I went along to an all-party group looking at children and young performers in the media. I did not realise the problems that not only children face in terms of safeguarding. I am being told to shut up—you see, I cannot even perform.
I will make three very quick points. First, the legislation that was quite rightly introduced in the early 1960s was to protect children, but since then history has moved on. Times have moved on. Never mind a few television channels, we have hundreds of them. We are seeing the law being broken. There are television shows that are breaking the law. There are others that are playing by the outdated 1960s regulations. For example, a poor lad wins a talent competition, but because the witching hour has passed, he has to sit in the audience and cannot be part of the winning group.

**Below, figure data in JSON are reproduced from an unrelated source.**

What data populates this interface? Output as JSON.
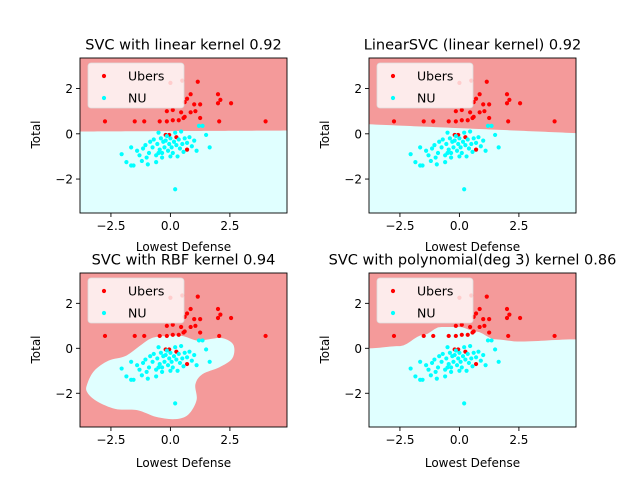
{
  "chart_data": [
    {
      "type": "scatter",
      "title": "SVC with linear kernel 0.92",
      "xlabel": "Lowest Defense",
      "ylabel": "Total",
      "kernel": "linear",
      "score": 0.92
    },
    {
      "type": "scatter",
      "title": "LinearSVC (linear kernel) 0.92",
      "xlabel": "Lowest Defense",
      "ylabel": "Total",
      "kernel": "linearsvc",
      "score": 0.92
    },
    {
      "type": "scatter",
      "title": "SVC with RBF kernel 0.94",
      "xlabel": "Lowest Defense",
      "ylabel": "Total",
      "kernel": "rbf",
      "score": 0.94
    },
    {
      "type": "scatter",
      "title": "SVC with polynomial(deg 3) kernel 0.86",
      "xlabel": "Lowest Defense",
      "ylabel": "Total",
      "kernel": "poly",
      "score": 0.86
    }
  ],
  "shared": {
    "xlim": [
      -3.8,
      4.9
    ],
    "ylim": [
      -3.5,
      3.35
    ],
    "xticks": [
      -2.5,
      0.0,
      2.5
    ],
    "xtick_labels": [
      "−2.5",
      "0.0",
      "2.5"
    ],
    "yticks": [
      -2,
      0,
      2
    ],
    "ytick_labels": [
      "−2",
      "0",
      "2"
    ],
    "legend": {
      "placement": "top-left",
      "entries": [
        {
          "label": "Ubers",
          "color": "#ff0000"
        },
        {
          "label": "NU",
          "color": "#00ffff"
        }
      ]
    },
    "region_colors": {
      "Ubers": "#f49a9a",
      "NU": "#e0ffff"
    },
    "series": [
      {
        "name": "Ubers",
        "color": "#ff0000",
        "points": [
          [
            0.0,
            2.25
          ],
          [
            0.5,
            2.35
          ],
          [
            1.15,
            2.3
          ],
          [
            0.6,
            1.4
          ],
          [
            0.7,
            1.55
          ],
          [
            0.85,
            1.75
          ],
          [
            1.0,
            1.3
          ],
          [
            1.25,
            1.3
          ],
          [
            2.0,
            1.75
          ],
          [
            2.1,
            1.5
          ],
          [
            2.55,
            1.35
          ],
          [
            2.0,
            1.35
          ],
          [
            -0.15,
            1.0
          ],
          [
            0.1,
            1.05
          ],
          [
            0.45,
            0.95
          ],
          [
            0.6,
            0.75
          ],
          [
            0.85,
            0.95
          ],
          [
            1.05,
            1.0
          ],
          [
            -2.75,
            0.55
          ],
          [
            -1.5,
            0.55
          ],
          [
            -1.1,
            0.55
          ],
          [
            -0.45,
            0.55
          ],
          [
            -0.15,
            0.55
          ],
          [
            0.1,
            0.6
          ],
          [
            0.35,
            0.6
          ],
          [
            0.55,
            0.7
          ],
          [
            1.25,
            0.7
          ],
          [
            2.05,
            0.55
          ],
          [
            4.0,
            0.55
          ],
          [
            -0.2,
            -0.05
          ],
          [
            -0.05,
            -0.05
          ],
          [
            0.25,
            -0.15
          ],
          [
            0.7,
            -0.7
          ]
        ]
      },
      {
        "name": "NU",
        "color": "#00ffff",
        "points": [
          [
            -2.05,
            -0.9
          ],
          [
            -1.65,
            -0.6
          ],
          [
            -1.85,
            -1.25
          ],
          [
            -1.65,
            -1.4
          ],
          [
            -1.55,
            -1.4
          ],
          [
            -1.3,
            -0.95
          ],
          [
            -1.2,
            -1.2
          ],
          [
            -1.15,
            -0.65
          ],
          [
            -1.05,
            -0.5
          ],
          [
            -1.0,
            -1.05
          ],
          [
            -0.9,
            -0.85
          ],
          [
            -0.85,
            -0.35
          ],
          [
            -0.75,
            -0.6
          ],
          [
            -0.7,
            -0.25
          ],
          [
            -0.6,
            -0.95
          ],
          [
            -0.55,
            -0.45
          ],
          [
            -0.5,
            0.05
          ],
          [
            -0.45,
            -0.7
          ],
          [
            -0.4,
            -0.2
          ],
          [
            -0.35,
            -0.85
          ],
          [
            -0.3,
            -0.35
          ],
          [
            -0.25,
            -0.6
          ],
          [
            -0.2,
            -0.3
          ],
          [
            -0.15,
            -0.1
          ],
          [
            -0.1,
            -0.75
          ],
          [
            -0.05,
            -0.45
          ],
          [
            0.0,
            -0.2
          ],
          [
            0.05,
            -0.6
          ],
          [
            0.1,
            -0.85
          ],
          [
            0.15,
            -0.35
          ],
          [
            0.2,
            0.05
          ],
          [
            0.25,
            -0.5
          ],
          [
            0.3,
            -1.0
          ],
          [
            0.35,
            -0.25
          ],
          [
            0.4,
            -0.65
          ],
          [
            0.45,
            0.1
          ],
          [
            0.5,
            -0.45
          ],
          [
            0.55,
            -0.8
          ],
          [
            0.6,
            -0.2
          ],
          [
            0.7,
            -0.4
          ],
          [
            0.8,
            -0.15
          ],
          [
            0.9,
            -0.55
          ],
          [
            1.0,
            -0.3
          ],
          [
            1.1,
            -0.75
          ],
          [
            1.2,
            0.35
          ],
          [
            1.35,
            0.35
          ],
          [
            1.5,
            -0.05
          ],
          [
            1.65,
            -0.6
          ],
          [
            -0.95,
            -1.35
          ],
          [
            -0.6,
            -1.25
          ],
          [
            -0.35,
            -1.05
          ],
          [
            -1.4,
            -0.75
          ],
          [
            0.2,
            -2.45
          ],
          [
            -0.5,
            -0.85
          ],
          [
            0.0,
            -1.0
          ]
        ]
      }
    ]
  }
}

I remind noble Lords of the three concepts that my noble friend Lady Benjamin spoke about: consistency, transparency and making sure that safeguarding happens. Currently, safeguarding does not happen. If we take only one thing from this rather truncated discussion, it should be that safeguarding children has to be not only about safeguarding them as individuals but about safeguarding their opportunities. It cannot be right that children in some local authorities are allowed to take part while in other local authorities they are not.
When the Minister replies—briefly, no doubt—I ask him to consider how we can make this happen, because we cannot have legislation trying to protect our young people that goes back to the early 1960s. I had lots more to say, but perhaps I can save that for another time—or, hopefully, not.
My Lords, I thank noble Lords who contributed to this debate. It is a good topic and one which we have been happy to put our names to in order for it to have the best possible chance of being successful.
The noble Baroness, Lady Benjamin, will not mind me saying that when I first came down as a raw and untutored-in-the-cinematic-arts person from Scotland, she was one of the first people I met. She wowed me then, and she wows me now. That performance—Floella, you were wonderful.
I am very pleased to be able to support this update of legislation that was last updated in 1963. Clearly, as we have heard, the world of television and film performance has been transformed since then. As noble Lords mentioned, it is important that the legislation properly reflects the full range of opportunities available to young people and at the same time builds in safeguards that will protect them from exploitation or physical or mental harm.
However, the chance to be involved in film and television work—indeed, this also applies to stage work—depends where you live, with local authorities operating rules in a very inconsistent way. There are also huge disparities in the amount of paperwork required. We need to update the legislation. It needs to widen the types of involvement suitable for child participants and to make sure that it covers the range, as has been mentioned, away from just simply acting and singing. What a wonderful world 1963 must have been if that was all you could do. I would not know. “Stop mucking about”.